Дом в Мещере - Александр Иличевский Страница 3

Книгу Дом в Мещере - Александр Иличевский читаем онлайн бесплатно полную версию! Чтобы начать читать не надо регистрации. Напомним, что читать онлайн вы можете не только на компьютере, но и на андроид (Android), iPhone и iPad. Приятного чтения!

Дом в Мещере - Александр Иличевский читать онлайн бесплатно

Дом в Мещере - Александр Иличевский - читать книгу онлайн бесплатно, автор Александр Иличевский

И взгляд во двор повторно возникает позже, заставая горбуна качающимся в детском городке на скрипом исходящих маленьких качелях. Он что-то ест, беря щепоткой из расправленной газеты на коленях, – говоря ни с кем о чем-то (жесты диалога), рассказывая себя – отсутствию: подробно, не спеша и непрерывно, мгновенно реагируя на молчаливый отклик. Речь его бродит в ауре звука бессвязно, перемигиваясь с неизвестным, как по живому сумраку болота огоньки. Его речь того же – газообразного – свойства: от перебродившего одиночества жизни. Горб топорщится из-за ключицы, как флажок идущего в бой самурая. Чей вызов он принимает, куда помещает на длительность сна свою неизбывную мерцающую речь, чье содержание – озвученные движения видений, которые никак не схлынут, не изыдут, однажды стоглазым жучком заблудившись в лабиринте ушной улитки…

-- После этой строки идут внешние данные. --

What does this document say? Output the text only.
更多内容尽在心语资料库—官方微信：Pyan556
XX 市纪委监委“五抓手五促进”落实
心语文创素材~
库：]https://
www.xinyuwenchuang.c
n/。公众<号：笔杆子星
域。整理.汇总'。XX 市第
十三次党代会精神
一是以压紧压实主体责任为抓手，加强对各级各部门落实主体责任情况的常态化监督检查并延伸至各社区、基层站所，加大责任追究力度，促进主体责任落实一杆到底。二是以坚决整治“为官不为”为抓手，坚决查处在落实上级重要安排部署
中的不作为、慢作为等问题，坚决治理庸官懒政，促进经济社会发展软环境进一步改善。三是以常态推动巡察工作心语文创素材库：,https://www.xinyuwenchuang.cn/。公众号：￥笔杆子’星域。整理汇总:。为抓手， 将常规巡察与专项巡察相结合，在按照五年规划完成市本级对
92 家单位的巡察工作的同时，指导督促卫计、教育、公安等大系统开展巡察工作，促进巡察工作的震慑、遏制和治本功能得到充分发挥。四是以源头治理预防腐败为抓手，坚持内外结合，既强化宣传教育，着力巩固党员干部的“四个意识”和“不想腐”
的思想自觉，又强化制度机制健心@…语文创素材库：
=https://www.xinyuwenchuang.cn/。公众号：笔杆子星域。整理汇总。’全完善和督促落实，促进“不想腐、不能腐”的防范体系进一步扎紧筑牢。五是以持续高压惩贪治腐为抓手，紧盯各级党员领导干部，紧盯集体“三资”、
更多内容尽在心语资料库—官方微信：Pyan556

Вдруг возникает на предчувствии и припоминании замешанная уверенность в его ангельском, постороннем происхождении. Этот горбун был встречаем и в детстве, и в юности, и сейчас объявился со снегом, и снег потому – понимая – уже не страшен, спросонок поутру открывшись зиянием зрения. В детстве он, сцепив руки на пояснице, будто поддерживая котомку горба, шел по бордюру, насвистывая «Синюю луну», – и, отозван в промежутках, отвечал, прерываясь, на птичьем – детском, родном языке, порывисто оглядываясь на вывески, оставаясь ровнехонько на бетонной рельсе, и беззаботным канатоходцем вышагивал далее – не глядя на улицу вниз, будто бы в пропасть.

В юности он иногда приходил в студенческую столовую, чтобы, взяв экономно двойной гарнир и много хлеба, в черном, коротком, наглухо застегнутом пальто – сидеть, согреваясь в прогорклом нищенском воздухе помещения, надолго застывая зигзагом крылатого профиля, не жуя, задумчив, печален без скорби, и возвращаясь – как к ноше – к тарелке, перебирая вилкой гречневые крупинки, – он был почему-то самым существенным из того, что тогда время от времени происходило. Я смотрел на него, и комом застревало проглатываемое, что-то начинало рябить в глазах и какой-то трепет передавался вокруг, возвращаясь к губам и векам, – не жалость, нет, но что-то необъяснимое и важное, самое главное на свете и самое непонятное – настолько, что однажды получило странное, неуместное проявление вовне, когда решительно встал, пренебрегая захватывающим разговором о только что сданном зачете, и, шатаясь в зыбком от навернувшихся глупых слез проходе, прошел мимо, обронив на ходу на поднос пятерку. Далее – бежал, глухо сдерживая рыдания, а вылетев прочь, оказался легким, и все стало, несмотря на стыдный осадок, светло и ясно, и пора уже на семинар.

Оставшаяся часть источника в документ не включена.